Among other things, witnesses should be interviewed, ballistic and smoke traces examined and the event reconstructed. The 31-year-old’s body should also be autopsied. The University of Mannheim reacted with dismay to the incident.

The 31-year-old German was noticed on Tuesday afternoon in the area of ​​the library of the Faculty of Economics, as the police together with the public prosecutor’s office and the State Criminal Police Office (LKA) announced. When he then rioted and aggressively attacked an employee, the police were alerted, as the police spokesman said.

Man died in hospital

When a patrol arrived, the man reportedly already had the machete in his hand. He is said to have behaved aggressively towards the officers, it was said. They then shot the 31-year-old. The seriously injured man was taken to a hospital, where he died shortly afterwards.

The “Mannheimer Morgen” quoted three young men who said they had witnessed the incident. The whole thing took place in the entrance area of ​​the library, they said. “I saw that the guy was complaining because he wasn’t allowed to put his stickers on. Then all of a sudden I see him take out his knife, a huge knife,” said one of the witnesses.

His friend added that he ran past the man at that moment. “It was a huge, long machete with a long black blade. At first glance it looked like a toy. I thought he was just crazy.” At first he didn’t take the situation seriously. “It was only when the security said, ‘Young man, don’t go too close to him’ that I realized it and walked away straight away.” University employees confirmed to the newspaper that the incident happened something like this.

It is unclear how many shots were fired

It is still unclear how many shots were fired. According to witness statements, shots were fired once. Whether this is true is still being determined. Students were also on site during the incident and, according to police statements, they were not at risk. They were then looked after by emergency pastors.

The man, who was born in Saarbrücken, had behaved negatively several times before the crime and was known to the police, it was said. He was already banned from the library, but this is said to have only been noticed during the incident.

The Rector of the University of Mannheim, Thomas Puhl, said in a statement: “We are deeply affected by this terrible incident on our university campus and have yet to come to terms with what happened. Our thoughts are with those affected who had to witness the incident up close , and with the relatives of the perpetrator.” The university will support the police in their investigations in the coming days and will deal with the incident for itself as a university. “We are currently working on ways to offer those affected further psychological support.”

University operations will therefore continue with few restrictions. Parts of the building are currently closed due to the investigation, it was said on Tuesday evening.

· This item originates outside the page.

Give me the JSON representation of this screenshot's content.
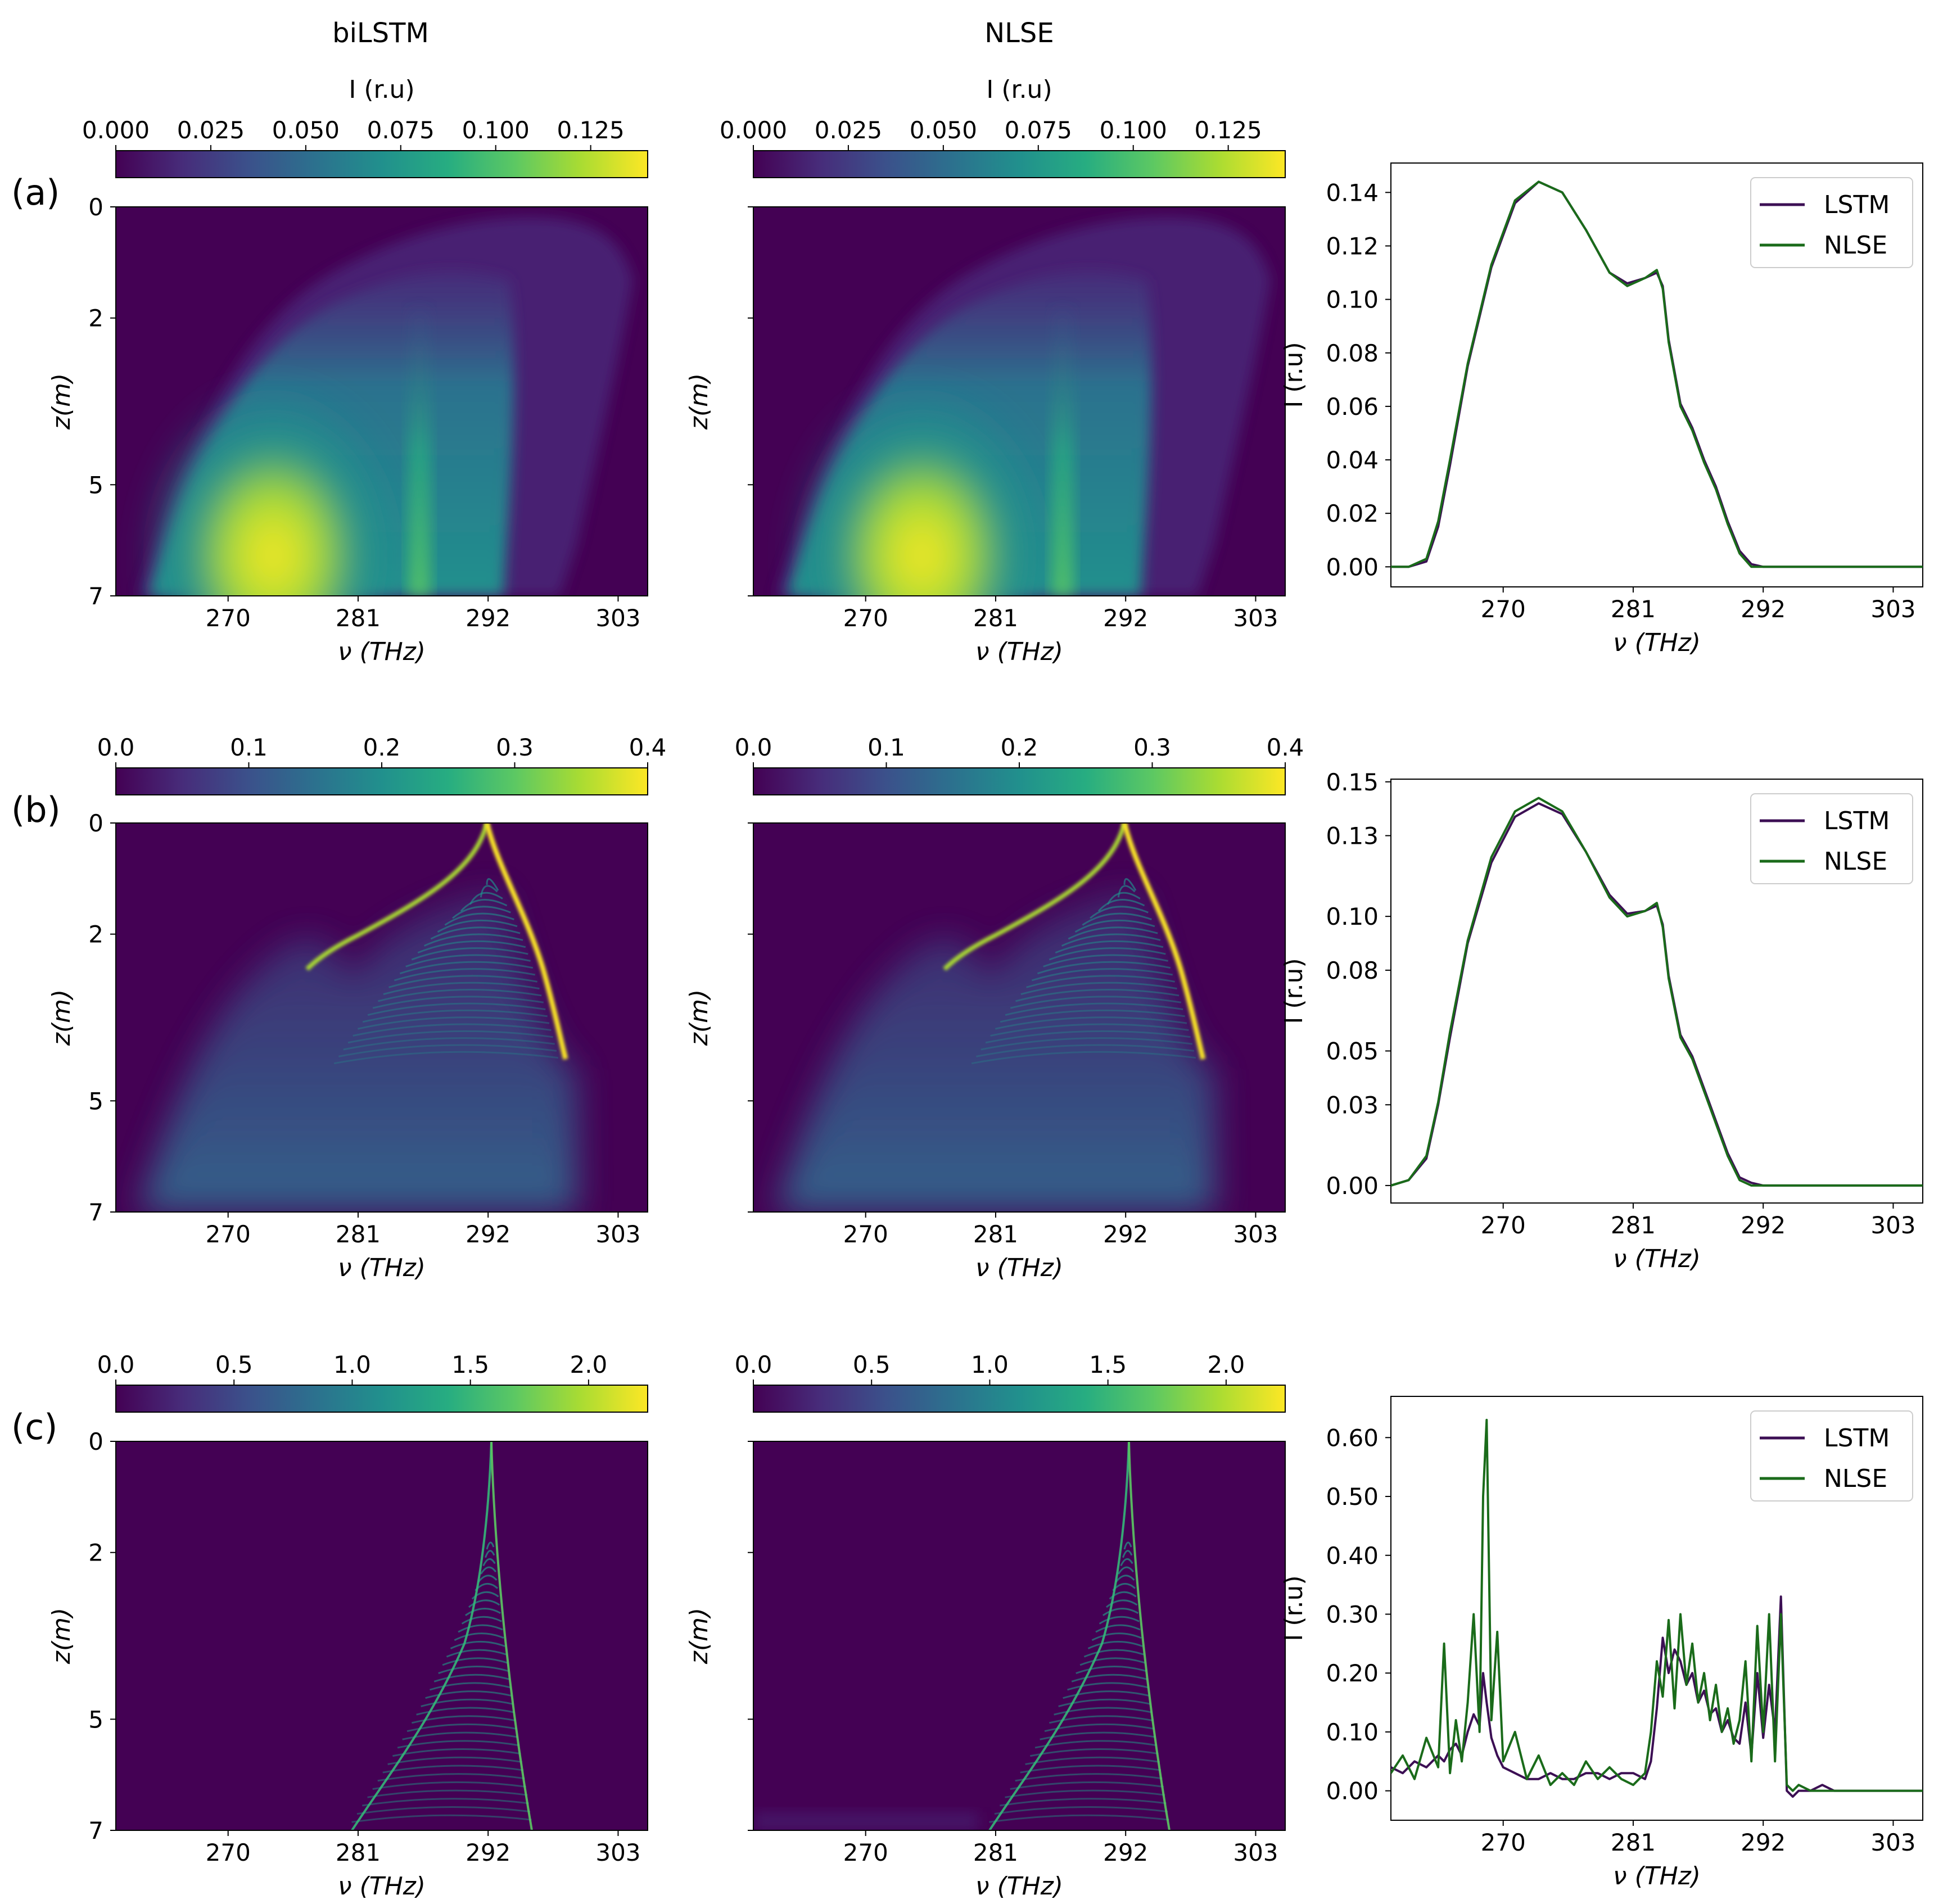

Second fatal operation within a few months

It is the second fatal use of firearms by police in Mannheim within just a few months. Shortly before Christmas Eve, a 49-year-old called the emergency number. When the officers arrived, he was waiting on the street armed with a kitchen knife. During a subsequent confrontation, an officer fired several shots at the man, who was then taken to hospital injured and died shortly afterwards. The 49-year-old’s motive remained open at the time.

In March, the State Criminal Police Office announced that it had completed its investigation into the case. The file is now going to the public prosecutor. The officer who fired the fatal shots is still on duty.

Service weapons may only be used as an “ultima ratio”, i.e. as a last resort. Whether so-called direct coercion is used is decided by the respective police officer on a case-by-case basis and taking into account the principle of proportionality, as the Ministry of the Interior had already announced in previous cases.